From the ‘Weird Jobs’ file comes a new study of mummies in storage or on display at the Egyptian Museum in Cairo that utilized human ‘mummy sniffers’ to non-invasively determine whether smells were coming from the waxes, oil and perfumes used to preserve the mummies or from pesticides used to keep the bugs away or from deterioration due to mold, bacteria or microorganisms; the human noses described the mummy scents as “woody,” “spicy” and “sweet” with floral notes that could have come from pine and juniper resins used in embalming; technical sniffing instruments were used to measure and quantify air molecules emitted from the sarcophagi to determine the state of preservation without touching the mummies.
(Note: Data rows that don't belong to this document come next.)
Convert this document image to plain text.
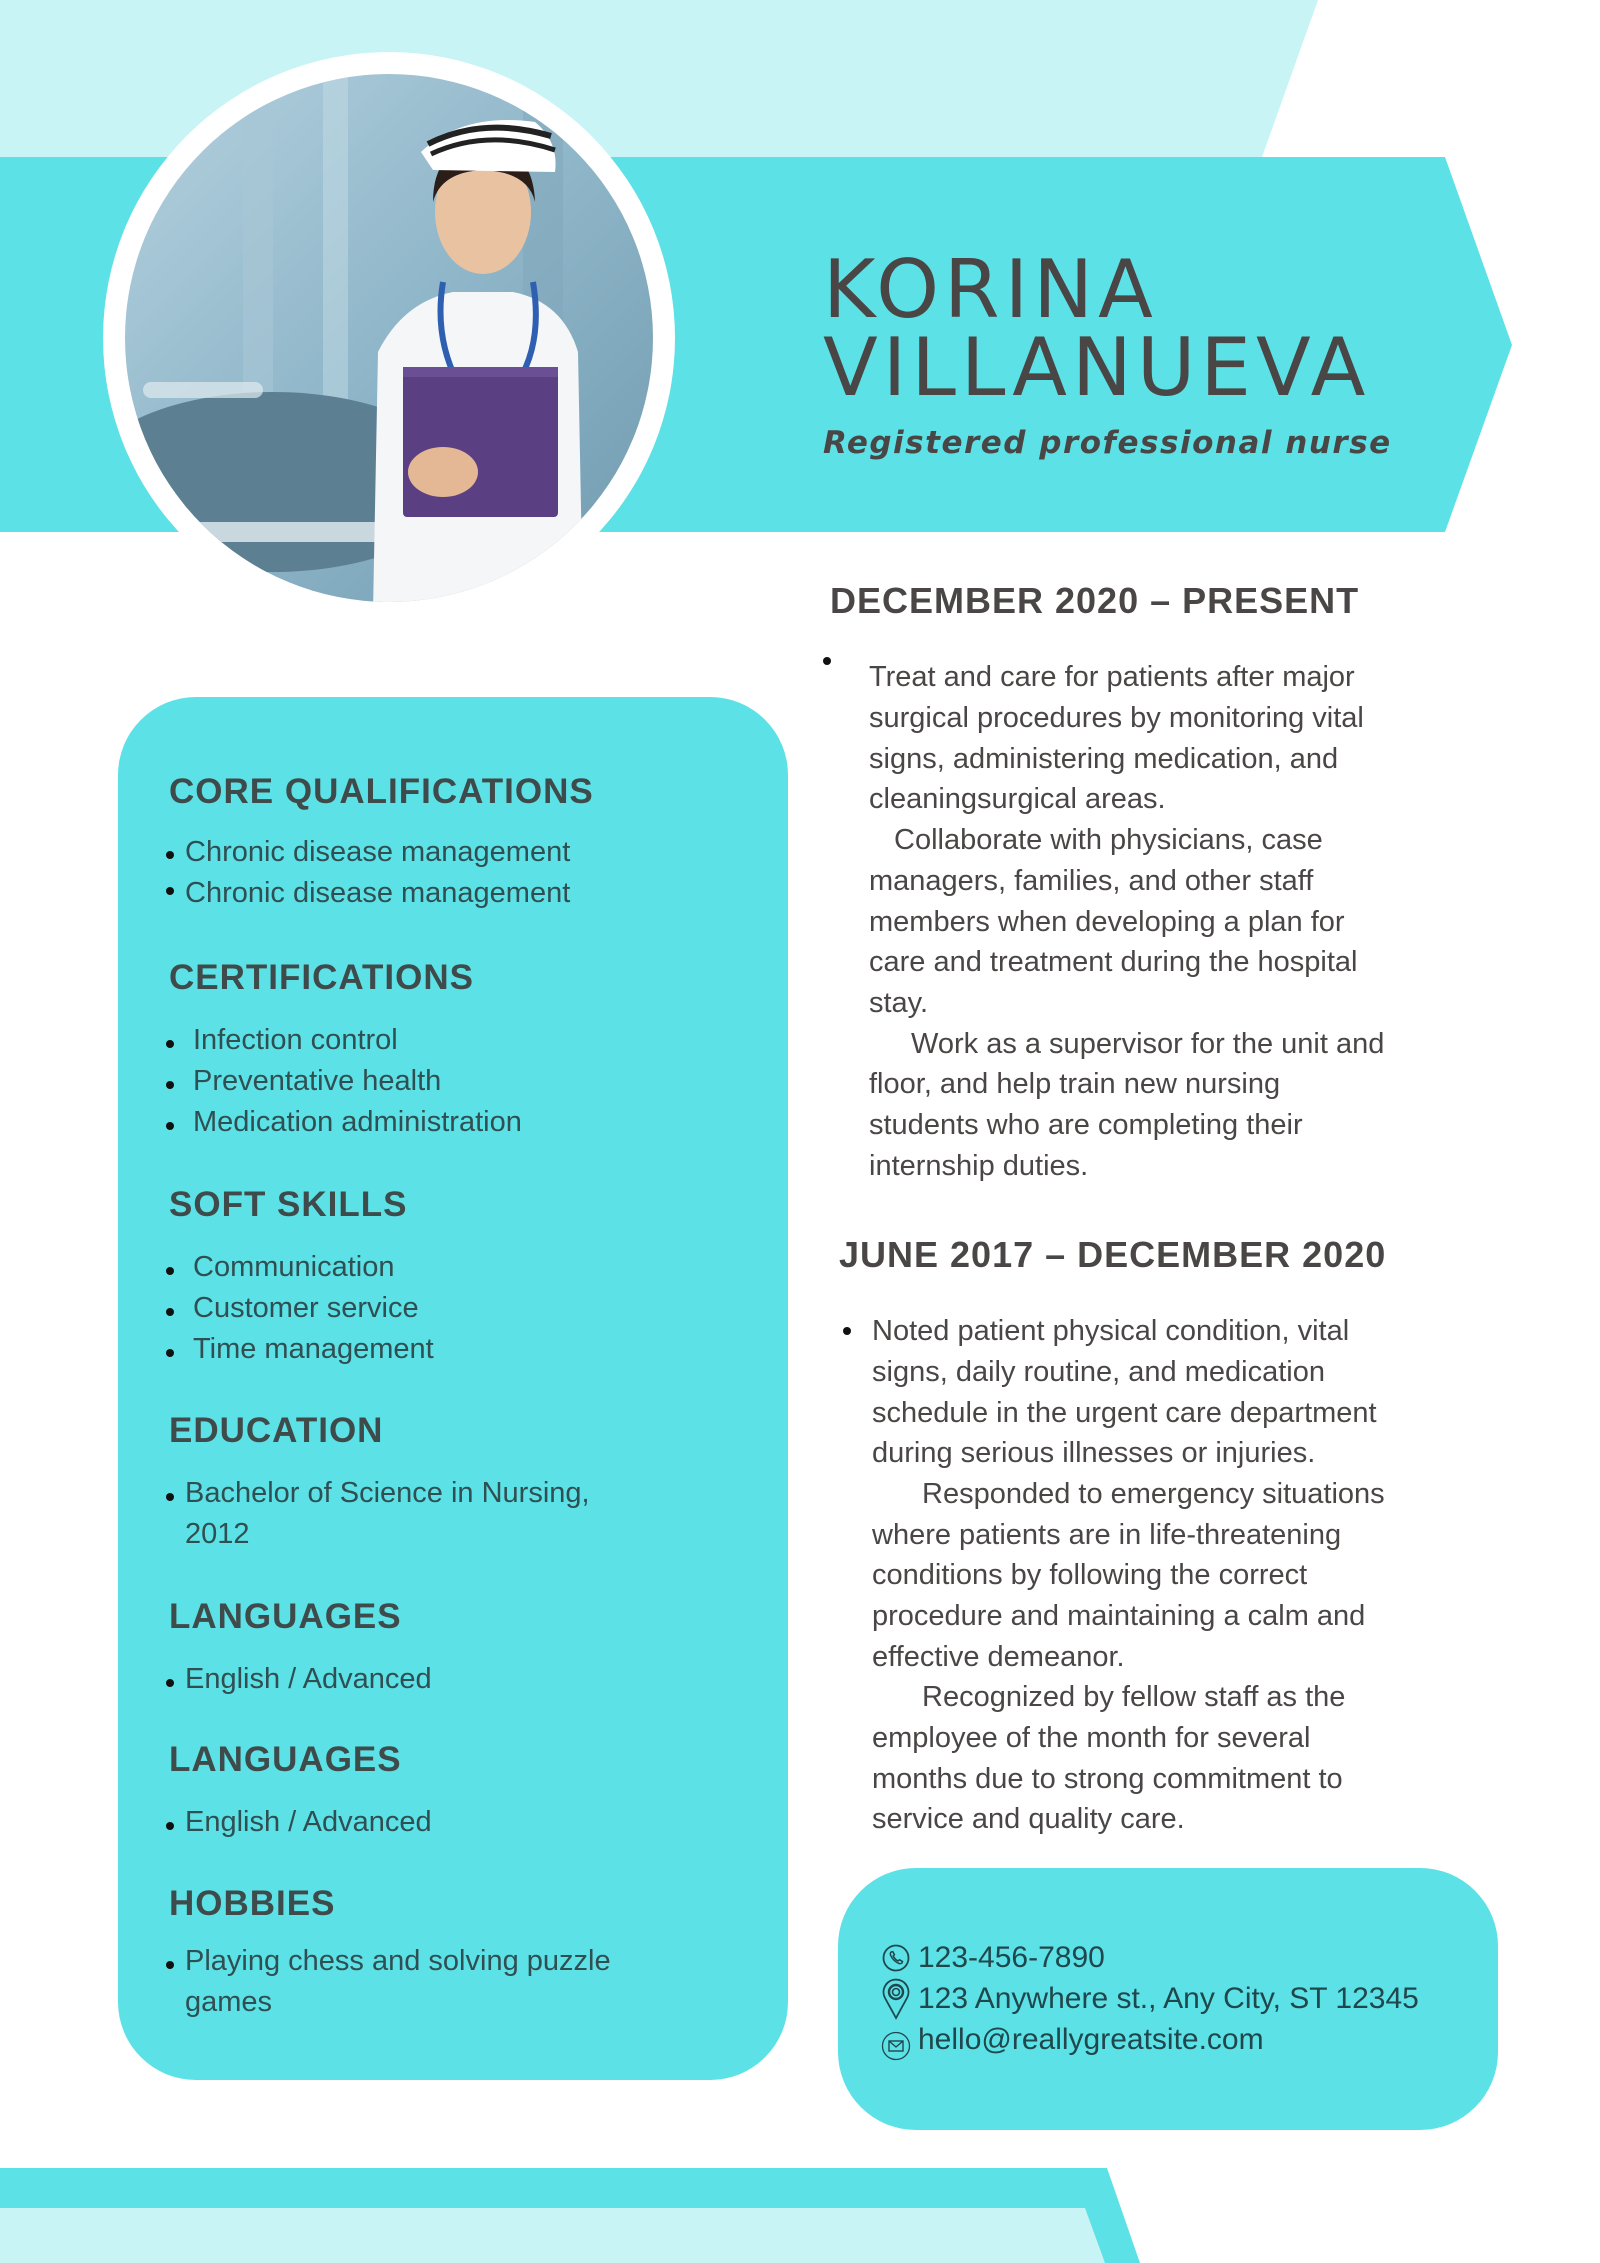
KORINA
VILLANUEVA
Registered professional nurse
CORE QUALIFICATIONS
Chronic disease management
Chronic disease management
CERTIFICATIONS
Infection control
Preventative health
Medication administration
SOFT SKILLS
Communication
Customer service
Time management
EDUCATION
Bachelor of Science in Nursing,
2012
LANGUAGES
English / Advanced
LANGUAGES
English / Advanced
HOBBIES
Playing chess and solving puzzle
games
DECEMBER 2020 – PRESENT
Treat and care for patients after major
surgical procedures by monitoring vital
signs, administering medication, and
cleaningsurgical areas.
Collaborate with physicians, case
managers, families, and other staff
members when developing a plan for
care and treatment during the hospital
stay.
Work as a supervisor for the unit and
floor, and help train new nursing
students who are completing their
internship duties.
JUNE 2017 – DECEMBER 2020
Noted patient physical condition, vital
signs, daily routine, and medication
schedule in the urgent care department
during serious illnesses or injuries.
Responded to emergency situations
where patients are in life-threatening
conditions by following the correct
procedure and maintaining a calm and
effective demeanor.
Recognized by fellow staff as the
employee of the month for several
months due to strong commitment to
service and quality care.
123-456-7890
123 Anywhere st., Any City, ST 12345
hello@reallygreatsite.com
We saw Sniff the Mummies open for Here Come the Mummies.
A new study led by Professor Jennifer Macalady at Penn State proposes a controversial theory that life is not hard to form and that evolutionary singularities required for human origins can be explained via mechanisms outside of intrinsic improbability, concluding that the probability of aliens resembling humans is much higher than expected; according to Macalady, "the evolution of complex life may be less about luck and more about the interplay between life and its environment, opening up exciting new avenues of research in our quest to understand our origins and our place in the universe"; lead author of the study Dr. Dan Mills, a postdoctoral researcher at The University of Munich, says: "We're arguing that intelligent life may not require a series of lucky breaks to exist" and "Perhaps it's only a matter of time, and maybe other planets are able to achieve these conditions more rapidly than Earth did, while other planets might take even longer". Once again, Star Trek was right.
We have paintings from 1000 years ago that show that humans haven’t really changed that much in their looks since 1025, but Google's ImageFX AI image generator sees some bigger changes over the next 1000 years; humans in 3025 will be shorter, darker, have more common features and less genetic diversity; have lower rates of mood disorders, be better looking, but have smaller brains; if we don’t like these predictions, scientists say we can use targeted gene editing with CRISPR-Cas9 to get the looks we prefer. Is the future a world of Jason Mamoa Mini-Mes?